Sem Título trata de uma experiência pessoal de seu idealizador, expressa como seu coração se tornou duro e seco – como pedra – após seguidas desilusões amorosas e traumas familiares, mas que mesmo a partir da aridez de sua vida é possível criar algo transcendente, puro e, estranhamente belo, como ele acredita que deva ser a arte.

Materialização I é uma “clara” alusão ao famoso poema de Carlos Drummond de Andrade, e se propõe a ser, uma referência aos encalços que encontramos no nosso caminho e, ao mesmo tempo, abrir margem para inúmeras interpretações, ao gosto do fruidor, que deve participar da obra com suas experiências pessoais para que esta alcance pleno efeito, e, concomitantemente, é tão somente uma pedra e nada mais, como, ironicamente, afirmou o poeta (e, certamente, seria o que o nosso artista responderia ao ser interpelado a respeito do significado de sua obra).

Por alguma razão, o segundo artista nunca conseguiu o desejado reconhecimento, enquanto o primeiro já está realizando inúmeras coletivas e conseguiu até uma individual em Nova Iorque.

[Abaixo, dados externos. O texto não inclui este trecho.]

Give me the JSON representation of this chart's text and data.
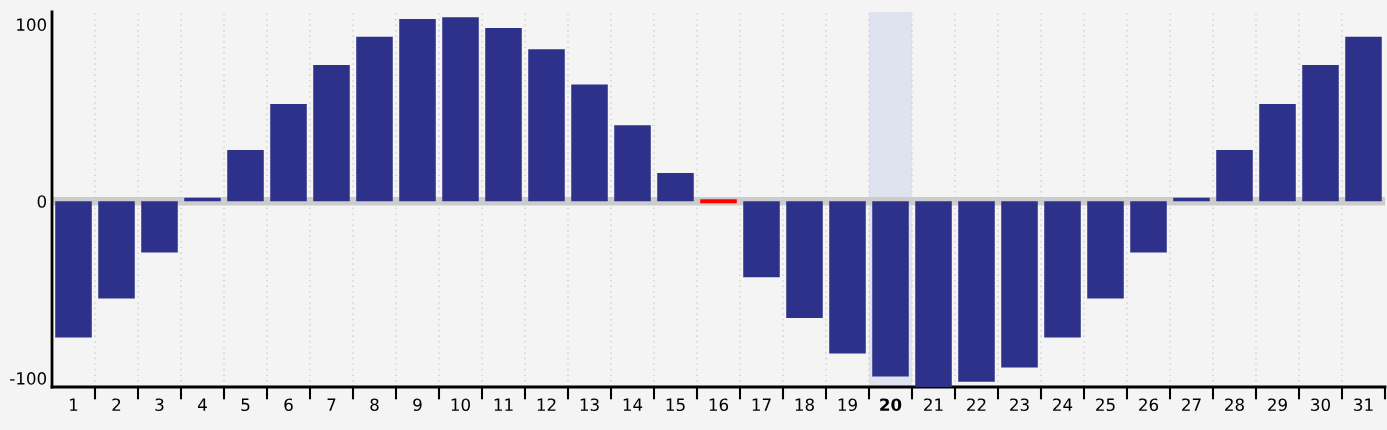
{
  "chart_data": {
    "type": "bar",
    "categories": [
      "1",
      "2",
      "3",
      "4",
      "5",
      "6",
      "7",
      "8",
      "9",
      "10",
      "11",
      "12",
      "13",
      "14",
      "15",
      "16",
      "17",
      "18",
      "19",
      "20",
      "21",
      "22",
      "23",
      "24",
      "25",
      "26",
      "27",
      "28",
      "29",
      "30",
      "31"
    ],
    "values": [
      -77,
      -55,
      -29,
      2,
      29,
      55,
      77,
      93,
      103,
      104,
      98,
      86,
      66,
      43,
      16,
      0,
      -43,
      -66,
      -86,
      -99,
      -105,
      -102,
      -94,
      -77,
      -55,
      -29,
      2,
      29,
      55,
      77,
      93
    ],
    "colors": [
      "#2e3189",
      "#2e3189",
      "#2e3189",
      "#2e3189",
      "#2e3189",
      "#2e3189",
      "#2e3189",
      "#2e3189",
      "#2e3189",
      "#2e3189",
      "#2e3189",
      "#2e3189",
      "#2e3189",
      "#2e3189",
      "#2e3189",
      "#ff0000",
      "#2e3189",
      "#2e3189",
      "#2e3189",
      "#2e3189",
      "#2e3189",
      "#2e3189",
      "#2e3189",
      "#2e3189",
      "#2e3189",
      "#2e3189",
      "#2e3189",
      "#2e3189",
      "#2e3189",
      "#2e3189",
      "#2e3189"
    ],
    "ylim": [
      -105,
      107
    ],
    "yticks": [
      -100,
      0,
      100
    ],
    "grid": "x",
    "ref_lines": [
      {
        "axis": "y",
        "value": 0,
        "color": "#cccccc"
      }
    ],
    "bands": [
      {
        "axis": "x",
        "from": "20",
        "to": "20",
        "color": "#dfe3f0"
      }
    ]
  }
}
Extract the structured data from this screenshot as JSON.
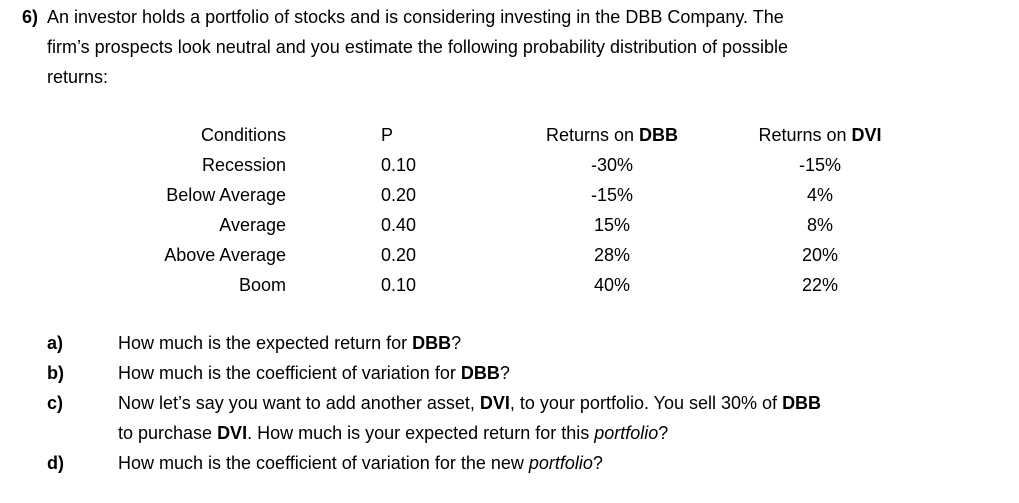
{
  "problem": {
    "number": "6)",
    "intro_lines": [
      "An investor holds a portfolio of stocks and is considering investing in the DBB Company.  The",
      "firm’s prospects look neutral and you estimate the following probability distribution of possible",
      "returns:"
    ]
  },
  "table": {
    "headers": {
      "conditions": "Conditions",
      "p": "P",
      "dbb_prefix": "Returns on ",
      "dbb_bold": "DBB",
      "dvi_prefix": "Returns on ",
      "dvi_bold": "DVI"
    },
    "rows": [
      {
        "condition": "Recession",
        "p": "0.10",
        "dbb": "-30%",
        "dvi": "-15%"
      },
      {
        "condition": "Below Average",
        "p": "0.20",
        "dbb": "-15%",
        "dvi": "4%"
      },
      {
        "condition": "Average",
        "p": "0.40",
        "dbb": "15%",
        "dvi": "8%"
      },
      {
        "condition": "Above Average",
        "p": "0.20",
        "dbb": "28%",
        "dvi": "20%"
      },
      {
        "condition": "Boom",
        "p": "0.10",
        "dbb": "40%",
        "dvi": "22%"
      }
    ]
  },
  "questions": [
    {
      "label": "a)",
      "lines": [
        [
          {
            "t": "How much is the expected return for "
          },
          {
            "t": "DBB",
            "b": true
          },
          {
            "t": "?"
          }
        ]
      ]
    },
    {
      "label": "b)",
      "lines": [
        [
          {
            "t": "How much is the coefficient of variation for "
          },
          {
            "t": "DBB",
            "b": true
          },
          {
            "t": "?"
          }
        ]
      ]
    },
    {
      "label": "c)",
      "lines": [
        [
          {
            "t": "Now let’s say you want to add another asset, "
          },
          {
            "t": "DVI",
            "b": true
          },
          {
            "t": ", to your portfolio.  You sell 30% of "
          },
          {
            "t": "DBB",
            "b": true
          }
        ],
        [
          {
            "t": "to purchase "
          },
          {
            "t": "DVI",
            "b": true
          },
          {
            "t": ".  How much is your expected return for this "
          },
          {
            "t": "portfolio",
            "i": true
          },
          {
            "t": "?"
          }
        ]
      ]
    },
    {
      "label": "d)",
      "lines": [
        [
          {
            "t": "How much is the coefficient of variation for the new "
          },
          {
            "t": "portfolio",
            "i": true
          },
          {
            "t": "?"
          }
        ]
      ]
    }
  ]
}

Não se sabe se este tem algum laço de amizade com um grande galerista que facilitou sua vida, se os lugares aonde ele levou sua obra contavam com avaliadores mais sensíveis que os locais aonde o outro artista apresentou a dele, ou, ainda, se teve a sorte de conhecer um colecionador que verdadeiramente apreciou sua obra e a comprou por uma quantia que a fez se tornar valiosa, ou ao menos interessante.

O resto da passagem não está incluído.